The demolition of over 1000 hutments in Mumbai’s Cuffe Parade last week has angered activists who claim that the action of the state’s forest department is ‘prima facie illegal’. “No adequate notice was given to the dwellers and excessive force was used” to bulldoze the hutments, many of them pucca – made of brick – houses. The department’s team was accompanied by policemen who, the activists said, conducted a lathi charge against resisting residents.
A fact finding report of the Committee to Protect Democratic Rights (CPDR) said that many of the residents living here since the 1980s and not only had various documents establishing their identity and proof of address, but had also taken loans to build their hutments. Almost all of the huts have electricity connections and the Municipal Corporation has also given communal water connections. The residents, many from Buddhist and Banjara communities, work in the homes of residents of tony Cuffe Parade as domestic help or as street vendors and taxi drivers. Their children go to neighbouring schools.
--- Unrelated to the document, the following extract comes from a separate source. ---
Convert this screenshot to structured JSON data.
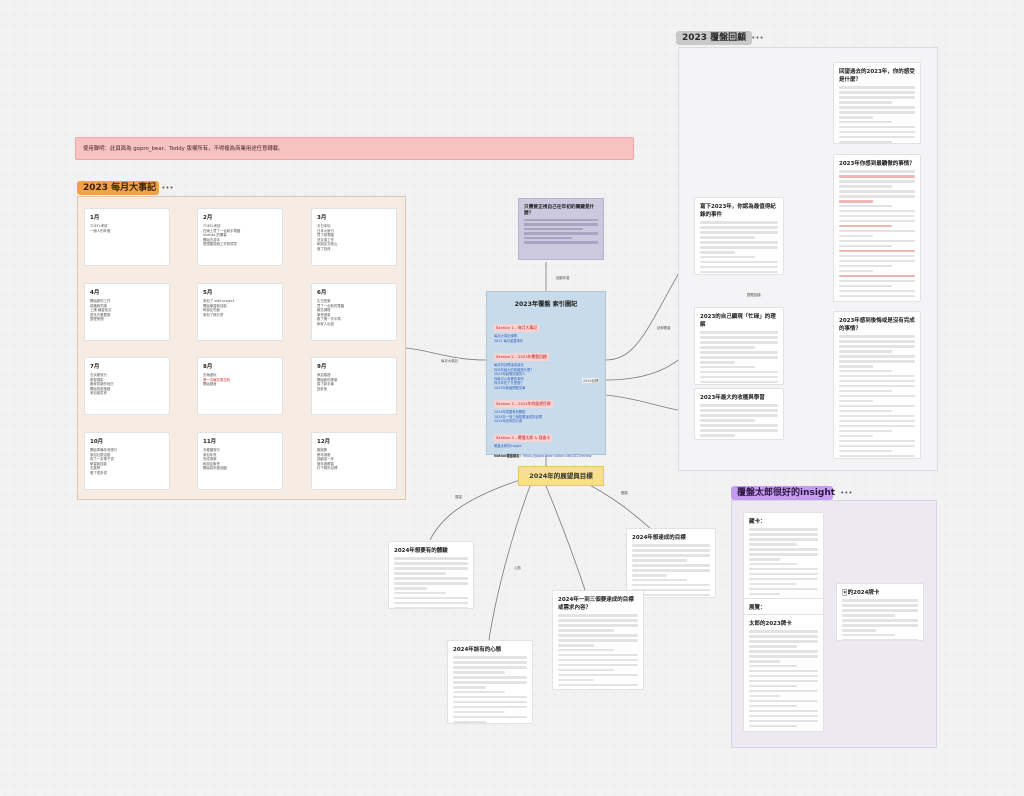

The forest department, under whose supervision the demolitions were carried out, had claimed that the hutments stood on mangroves and thus violated court orders to protect mangroves. The residents had been asked in 2015 to submit their documents to verify their identities. But, many of them had lost these in a major fire in 2013 that gutted a large part of the basti. The homes were then rebuilt, often by taking hefty loans.
Ironically, the hutments stand in the shadow of the infamous Adarsh building, which became a monument of official corruption with bureaucrats and politicians getting sea facing apartments at hugely subsidised prices. The Bombay high court had ordered in April 2016 that the 31-storey building be demolished but this was stayed soon after by the Supreme Court.
The residents have been left without homes or belongings, which were thrown among the debris. An activist said they were not allowed to take away anything that belonged to them. The CPDR has demanded compensation for them and also an inquiry into the excessive police force used during the demolition. They have claimed that they got no help from the local municipal corporator or the MLA, both from the BJP.